7.  The Gifted by Gail Bowen
This is the fourteenth book in the Joanne Kilbourn mystery series by Canadian author, Gail Bowen, and it won't be published until August 9th but I've pre-ordered my copy already. This series is well written, not too graphic, set in Saskatchewan, and has an intelligent, thoroughly human protagonist. What more could one ask for in a good beach read??
 8.  Living Beautifully: With Uncertainty and Change by Pema Chodron
Once again, Buddhist nun, Pema Chodron, writes about living with equanimity in turbulent times and doing so by being "completely, fearlessly present, even in the hardest times". She invites us to consider letting go of our protective patterns to risk just showing up for life. 

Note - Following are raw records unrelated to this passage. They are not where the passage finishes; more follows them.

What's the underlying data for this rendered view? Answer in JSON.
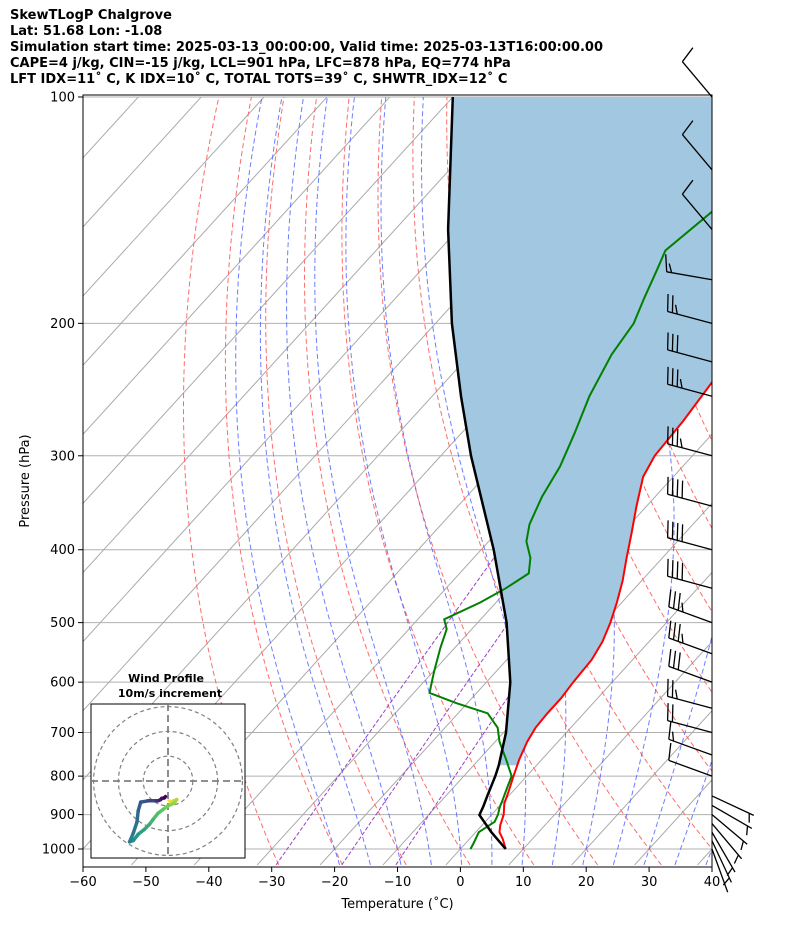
{
  "header": {
    "line1": "SkewTLogP Chalgrove",
    "line2": "Lat: 51.68   Lon: -1.08",
    "line3": "Simulation start time: 2025-03-13_00:00:00, Valid time: 2025-03-13T16:00:00.00",
    "line4": "CAPE=4 j/kg, CIN=-15 j/kg, LCL=901 hPa, LFC=878 hPa, EQ=774 hPa",
    "line5": "LFT IDX=11˚ C, K IDX=10˚ C, TOTAL TOTS=39˚ C, SHWTR_IDX=12˚ C"
  },
  "chart_data": {
    "type": "line",
    "subtype": "skew-t log-p",
    "xlabel": "Temperature (˚C)",
    "ylabel": "Pressure (hPa)",
    "xlim": [
      -60,
      40
    ],
    "ylim": [
      1050,
      100
    ],
    "yscale": "log",
    "x_ticks": [
      -60,
      -50,
      -40,
      -30,
      -20,
      -10,
      0,
      10,
      20,
      30,
      40
    ],
    "x_tick_labels": [
      "−60",
      "−50",
      "−40",
      "−30",
      "−20",
      "−10",
      "0",
      "10",
      "20",
      "30",
      "40"
    ],
    "y_ticks": [
      1000,
      900,
      800,
      700,
      600,
      500,
      400,
      300,
      200,
      100
    ],
    "y_tick_labels": [
      "1000",
      "900",
      "800",
      "700",
      "600",
      "500",
      "400",
      "300",
      "200",
      "100"
    ],
    "grid": true,
    "colors": {
      "temperature": "#ff0000",
      "dewpoint": "#008000",
      "parcel": "#000000",
      "cape_fill": "#a2c7e0",
      "dry_adiabat": "#ff6b6b",
      "moist_adiabat": "#4a5cff",
      "mixing_ratio": "#9b3fc6",
      "isotherm": "#aaaaaa"
    },
    "series": [
      {
        "key": "temperature",
        "pressure": [
          1000,
          970,
          950,
          930,
          900,
          870,
          840,
          800,
          760,
          720,
          690,
          660,
          630,
          600,
          560,
          530,
          500,
          470,
          440,
          410,
          380,
          350,
          320,
          300,
          270,
          240,
          210,
          200,
          190,
          180,
          170,
          160,
          150,
          140,
          130,
          120,
          110,
          100
        ],
        "temperature": [
          7.2,
          5.3,
          3.8,
          2.9,
          1.9,
          0.4,
          -0.6,
          -2.1,
          -3.6,
          -4.9,
          -5.6,
          -5.8,
          -5.8,
          -6.2,
          -6.5,
          -7.4,
          -8.9,
          -10.8,
          -13.0,
          -15.7,
          -18.5,
          -21.6,
          -24.8,
          -26.0,
          -26.5,
          -27.5,
          -28.7,
          -29.2,
          -29.6,
          -29.6,
          -29.6,
          -29.7,
          -30.0,
          -30.8,
          -32.0,
          -34.5,
          -36.0,
          -37.5
        ]
      },
      {
        "key": "dewpoint",
        "pressure": [
          1000,
          980,
          950,
          920,
          900,
          880,
          860,
          830,
          800,
          760,
          720,
          690,
          660,
          640,
          620,
          580,
          540,
          510,
          495,
          470,
          450,
          430,
          410,
          390,
          370,
          340,
          310,
          280,
          250,
          220,
          200,
          185,
          170,
          160,
          140,
          120,
          100
        ],
        "temperature": [
          1.6,
          1.2,
          0.5,
          1.5,
          1.0,
          0.2,
          -0.4,
          -1.4,
          -2.4,
          -5.7,
          -9.3,
          -11.6,
          -15.3,
          -21.7,
          -27.5,
          -29.9,
          -32.3,
          -34.0,
          -35.8,
          -32.5,
          -30.5,
          -29.0,
          -31.0,
          -34.0,
          -36.0,
          -38.0,
          -39.5,
          -42.0,
          -45.0,
          -47.5,
          -48.5,
          -50.5,
          -52.5,
          -54.0,
          -52.0,
          -50.0,
          -48.0
        ]
      },
      {
        "key": "parcel",
        "pressure": [
          1000,
          950,
          901,
          878,
          850,
          800,
          774,
          700,
          600,
          500,
          400,
          300,
          250,
          200,
          150,
          100
        ],
        "temperature": [
          7.2,
          2.5,
          -1.9,
          -2.5,
          -3.4,
          -5.0,
          -6.0,
          -9.6,
          -16.2,
          -25.4,
          -38.0,
          -55.2,
          -65.4,
          -77.4,
          -91.6,
          -110.0
        ]
      }
    ],
    "wind_barbs": {
      "pressure": [
        1000,
        975,
        950,
        925,
        900,
        875,
        850,
        800,
        750,
        700,
        650,
        600,
        550,
        500,
        450,
        400,
        350,
        300,
        250,
        225,
        200,
        175,
        150,
        125,
        100
      ],
      "direction_deg": [
        160,
        155,
        150,
        140,
        130,
        120,
        115,
        290,
        290,
        285,
        285,
        290,
        290,
        290,
        285,
        285,
        285,
        285,
        285,
        285,
        285,
        280,
        320,
        320,
        320
      ],
      "speed_kt": [
        3,
        5,
        6,
        6,
        6,
        5,
        5,
        12,
        18,
        23,
        29,
        30,
        35,
        39,
        41,
        41,
        41,
        39,
        37,
        30,
        28,
        18,
        12,
        12,
        12
      ]
    },
    "inset": {
      "title": "Wind Profile",
      "subtitle": "10m/s increment",
      "ring_radius_ms": [
        10,
        20,
        30
      ],
      "hodograph_u": [
        0.5,
        1.2,
        2.3,
        3.5,
        2.5,
        0.0,
        -2.0,
        -4.0,
        -6.0,
        -7.5,
        -9.5,
        -12.0,
        -14.0,
        -15.5,
        -14.0,
        -12.5,
        -12.0,
        -11.0,
        -8.0,
        -5.0,
        -4.0,
        -3.0,
        -2.5,
        -1.5,
        -1.0
      ],
      "hodograph_v": [
        -8.0,
        -8.5,
        -8.0,
        -7.5,
        -9.0,
        -10.0,
        -11.5,
        -13.0,
        -15.5,
        -17.5,
        -19.5,
        -21.5,
        -24.0,
        -24.5,
        -21.0,
        -16.5,
        -12.0,
        -8.5,
        -8.0,
        -8.0,
        -8.0,
        -7.5,
        -7.0,
        -6.8,
        -6.3
      ]
    }
  }
}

9.  Eyes of the Heart: Photography as Christian Contemplative Practice by Christine Paintner
While written in the Christian contemplative tradition by a Benedictine monk-in-the-world, I think this beautiful little book could be used by seekers of any faith tradition - or none at all. It is full of practices and reflective questions and Christine guides us to a new way of seeing, using the lens of a camera. She introduces the interesting practice of "receiving" through the lens rather than "taking" the picture, a practice I would like to experiment with this summer.
10.  Trust the Process: The Artist's Guide to Letting Go by Shaun McNiff
I've been wanting to read this book for a number of years and came across a copy in a discount book store last week. It has tremendous reviews and seems different from other books I've read on creativity which have been a little too formulaic. I'll use it for motivation as I continue to write this summer!
11.  Stories of the Courage to Teach: Honoring the Teacher's Heart by Sam Intrator
Though they don't name the issue, compassion fatigue, this book honours teachers on the verge of exhaustion who struggle to rekindle their passion for teaching. I'm looking forward to reading their stories to discover what has been life-changing for them.
12.  Principles of the Enneagram, 2nd Edition by Karen Webb
This is, without a doubt, the clearest primer on the Enneagram in the Narrative Tradition that I've ever read. I'm looking forward to going back to the basics with Karen just to savour her wonderful teaching style. 
So, this is my list for 2013. If any of you have any to add, I'd be glad to hear about them! Happy reading!